At the same occasion, 12 Guardian Angels (Malayika Murinzi) were given cows and certificates for showing remarkable compassion and selflessness, by adopting and caring for orphaned children.

Those who excelled at primary and ordinary level received certificates as well as bags with scholastic materials, cash and watches, while those who excelled at A’ level received certificates, laptops and money.

Nyarugenge district mayor Solange Mukasonga thanked Imbuto Foundation for its continuous concern for Rwanda’s future.



She also stressed the importance of awarding the Guardian Angels, saying they are model citizens taking care of children who in no way are related to them.

“The Guardian Angels placed enough importance on children, who are Rwanda’s future, to take care of them without asking for help or complaining. They truly deserve to be rewarded,” she said.

There was also a discussion moderated by Imbuto role model Germaine Abayezu where parents and children discussed the reasons for poor grades that are still registered by female students.

The students blamed it on domestic chores, saying parents still have the mentality that it is the girls who should work. On the other hand, parents blamed the low grades on television and negative groups.

The parents berated today’s permissive society, saying without all the ‘immoral ideas being transmitted to their children’, academic standards would not be compromised.

However, a teacher from Ecole Notre Dame de Citeaux who asked not to be named, said the problem lies in the increasingly shaky families where some children come from.

“Girls are naturally more sensitive than boys. She cannot concentrate in class if she is scared that her parents will divorce at any moment,” the teacher asserted.

In his closing remarks, Minister Biruta asked parents to closely monitor their children to avoid them being corrupted by the immoral ideas the parents had pointed out.

He also urged them to keep girls in school since most of them dropped out before reaching A level.

“A child’s rights, a girl’s rights are never going to be respected in a dysfunctional family. Dignity and claritycomes from the grass roots. It is time we looked at the stem from the roots, not from the branches,” he said.

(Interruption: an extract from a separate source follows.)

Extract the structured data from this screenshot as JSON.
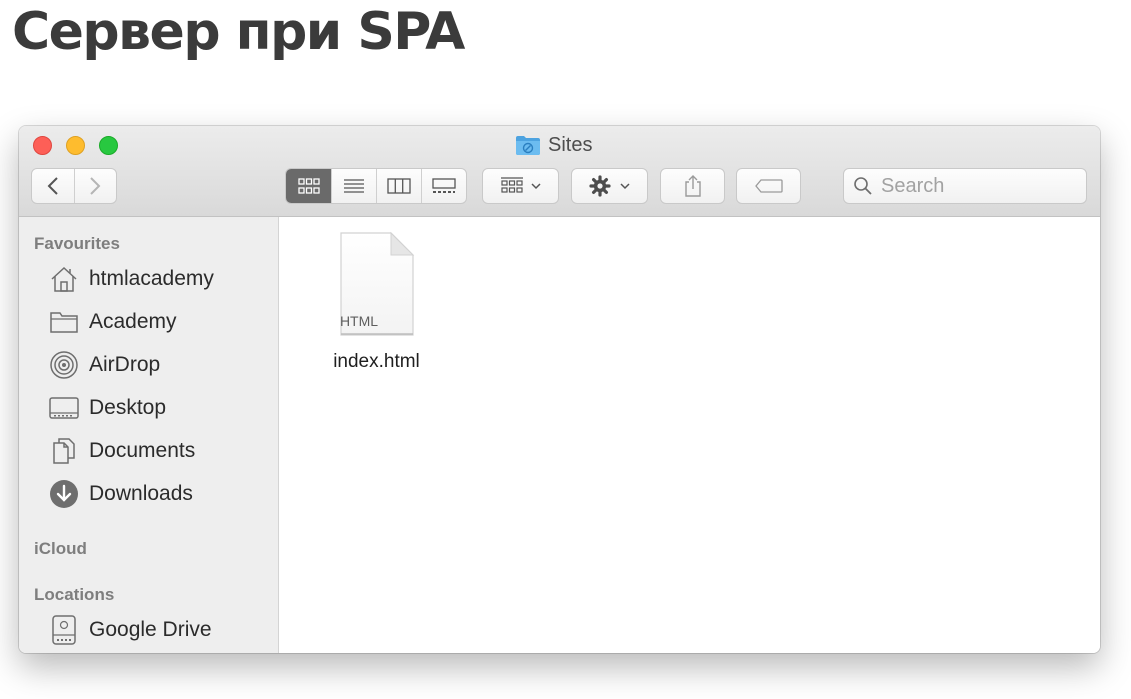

The national campaign to reward best performing female students was launched last Friday by Mrs Kagame, where close to 90 best performing girls from the districts of Musanze, Rubavu, Gakenke, Burera and Rulindo were awarded for their outstanding performance in last year’s national exams.

The campaign began in 2005 in an effort to promote girls’ education.

Imbuto Foundation aimed to encourages high academic performances among school girls with support fromparents, teachers and local leaders. More than 400 girls will this year be recognised for their performances.